I have always been good with names. I've never had any problem remembering how to spell or pronounce even the most unusual names. I've always found it strange that Australians seem incapable of wrapping their heads or tongues around anything more complicated than Ryan or Claire. I mean, English is the most complicated language in that we have so many rules, and so many ways to break these rules. But then again, Australian kids have never really boasted very impressive spelling skills.
Almost every Asian I know in Australia has a 'normal' name. Some of them have an Asian name for a middle name, or have a 'normal' nickname that everyone knows them as. Even my cousins in Singapore have English names; even my niece in Korea has an English name. I do not. I don't know whether to be proud or irritated.
When I was growing up, I had very Western ideals of marriage and babies instilled into my brain. Most people I know take it for granted they're going to name their own children. I certainly do, anyway.
My sister and I were named by my grandparents in Korea. It has never ceased to amaze me that my mother didn't give in to that girlish need to name your kid something deep and meaningful and personal, the name that you've scribbled and hidden in the same place where you've hidden that scribble of you as a Mrs. Our surname is a highly esteemed family in Korea which literally means 'hand' (more like authority). Our family is a family of generals, ministers, queens and concubines, and my name is similarly grand and austere - at least to me, when you think that the name 'Cameron' means 'wonky nose'. My name means 'intent to cultivate'. My grandfather loved it so much that I have it even though it's the 'wrong name' - don't ask.
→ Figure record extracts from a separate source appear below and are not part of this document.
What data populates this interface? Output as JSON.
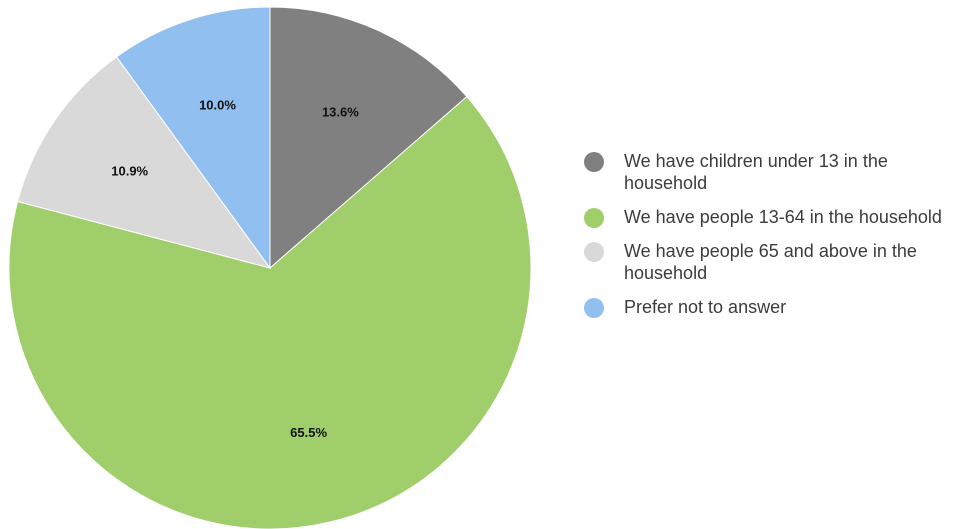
{
  "chart_data": {
    "type": "pie",
    "title": "",
    "start_angle_deg": 0,
    "direction": "clockwise",
    "legend_position": "right",
    "slices": [
      {
        "name": "We have children under 13 in the household",
        "value": 13.6,
        "label": "13.6%",
        "color": "#808080"
      },
      {
        "name": "We have people 13-64 in the household",
        "value": 65.5,
        "label": "65.5%",
        "color": "#9fce6a"
      },
      {
        "name": "We have people 65 and above in the household",
        "value": 10.9,
        "label": "10.9%",
        "color": "#d9d9d9"
      },
      {
        "name": "Prefer not to answer",
        "value": 10.0,
        "label": "10.0%",
        "color": "#91bfef"
      }
    ]
  }
}
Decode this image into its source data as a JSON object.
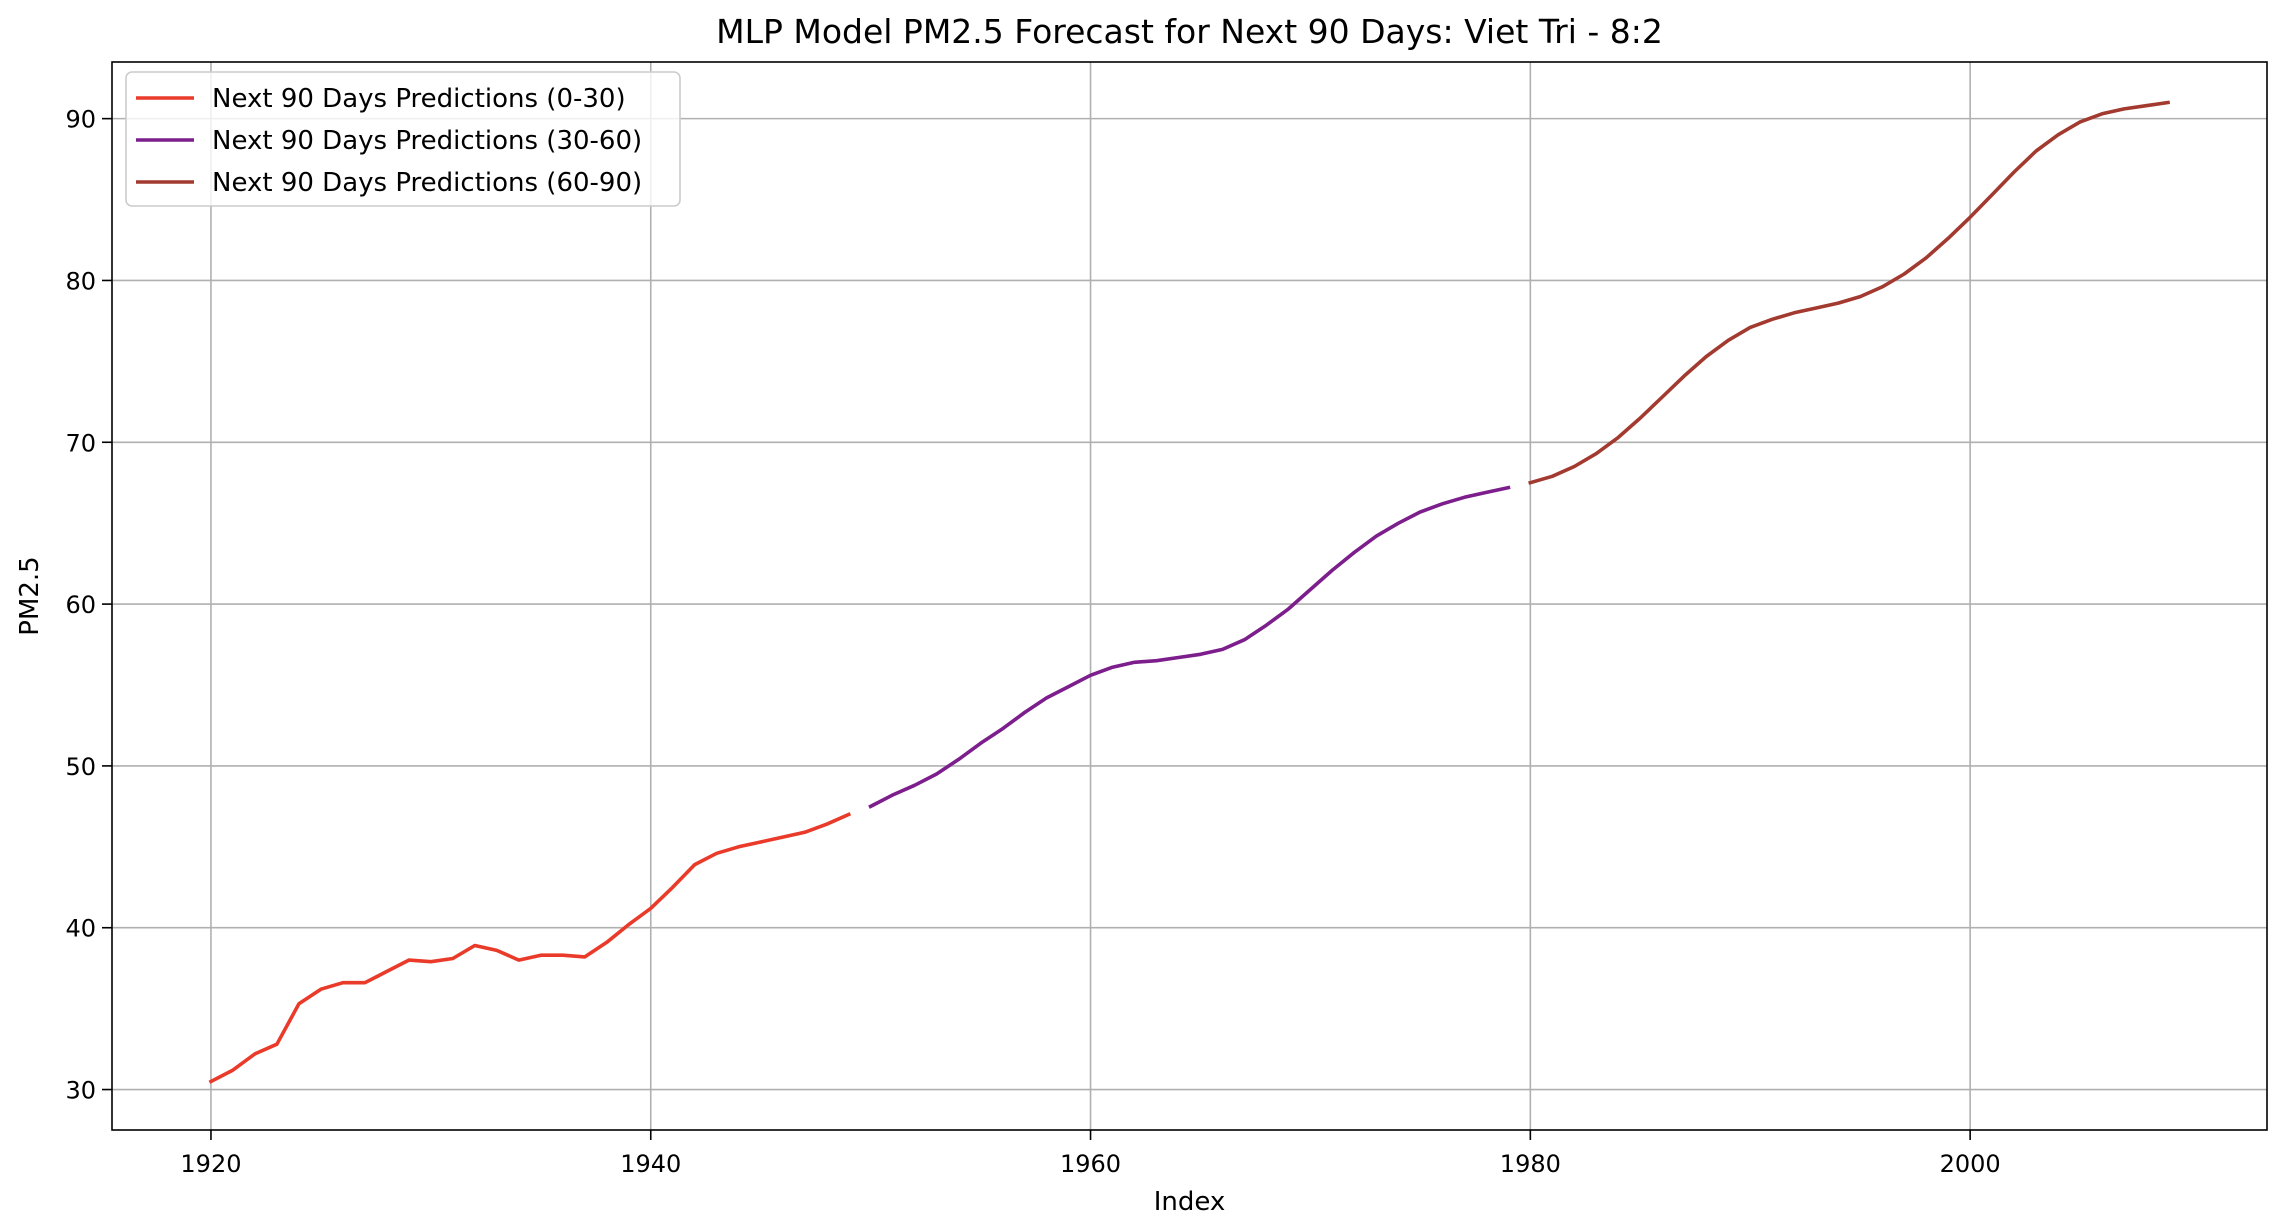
{
  "chart_data": {
    "type": "line",
    "title": "MLP Model PM2.5 Forecast for Next 90 Days: Viet Tri - 8:2",
    "xlabel": "Index",
    "ylabel": "PM2.5",
    "xlim": [
      1915.5,
      2013.5
    ],
    "ylim": [
      27.5,
      93.5
    ],
    "xticks": [
      1920,
      1940,
      1960,
      1980,
      2000
    ],
    "yticks": [
      30,
      40,
      50,
      60,
      70,
      80,
      90
    ],
    "grid": true,
    "legend_position": "top-left",
    "series": [
      {
        "name": "Next 90 Days Predictions (0-30)",
        "color": "#ea3a2a",
        "x": [
          1920,
          1921,
          1922,
          1923,
          1924,
          1925,
          1926,
          1927,
          1928,
          1929,
          1930,
          1931,
          1932,
          1933,
          1934,
          1935,
          1936,
          1937,
          1938,
          1939,
          1940,
          1941,
          1942,
          1943,
          1944,
          1945,
          1946,
          1947,
          1948,
          1949
        ],
        "y": [
          30.5,
          31.2,
          32.2,
          32.8,
          35.3,
          36.2,
          36.6,
          36.6,
          37.3,
          38.0,
          37.9,
          38.1,
          38.9,
          38.6,
          38.0,
          38.3,
          38.3,
          38.2,
          39.1,
          40.2,
          41.2,
          42.5,
          43.9,
          44.6,
          45.0,
          45.3,
          45.6,
          45.9,
          46.4,
          47.0
        ]
      },
      {
        "name": "Next 90 Days Predictions (30-60)",
        "color": "#7c1e8c",
        "x": [
          1950,
          1951,
          1952,
          1953,
          1954,
          1955,
          1956,
          1957,
          1958,
          1959,
          1960,
          1961,
          1962,
          1963,
          1964,
          1965,
          1966,
          1967,
          1968,
          1969,
          1970,
          1971,
          1972,
          1973,
          1974,
          1975,
          1976,
          1977,
          1978,
          1979
        ],
        "y": [
          47.5,
          48.2,
          48.8,
          49.5,
          50.4,
          51.4,
          52.3,
          53.3,
          54.2,
          54.9,
          55.6,
          56.1,
          56.4,
          56.5,
          56.7,
          56.9,
          57.2,
          57.8,
          58.7,
          59.7,
          60.9,
          62.1,
          63.2,
          64.2,
          65.0,
          65.7,
          66.2,
          66.6,
          66.9,
          67.2
        ]
      },
      {
        "name": "Next 90 Days Predictions (60-90)",
        "color": "#a33a30",
        "x": [
          1980,
          1981,
          1982,
          1983,
          1984,
          1985,
          1986,
          1987,
          1988,
          1989,
          1990,
          1991,
          1992,
          1993,
          1994,
          1995,
          1996,
          1997,
          1998,
          1999,
          2000,
          2001,
          2002,
          2003,
          2004,
          2005,
          2006,
          2007,
          2008,
          2009
        ],
        "y": [
          67.5,
          67.9,
          68.5,
          69.3,
          70.3,
          71.5,
          72.8,
          74.1,
          75.3,
          76.3,
          77.1,
          77.6,
          78.0,
          78.3,
          78.6,
          79.0,
          79.6,
          80.4,
          81.4,
          82.6,
          83.9,
          85.3,
          86.7,
          88.0,
          89.0,
          89.8,
          90.3,
          90.6,
          90.8,
          91.0
        ]
      }
    ]
  }
}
In Korea, I finally get accepted as someone with a normal name. I love how my name just rolls of everyone's tongue. I love how they knew how to spell my name even before I did - in Korean, of course. I love how I can write my name and it just fits.
As I've gotten older I've reconciled myself with what I have been named. I used to think it didn't suit me, it didn't describe me, it didn't really represent me; but it does. It does, when I'm where I belong.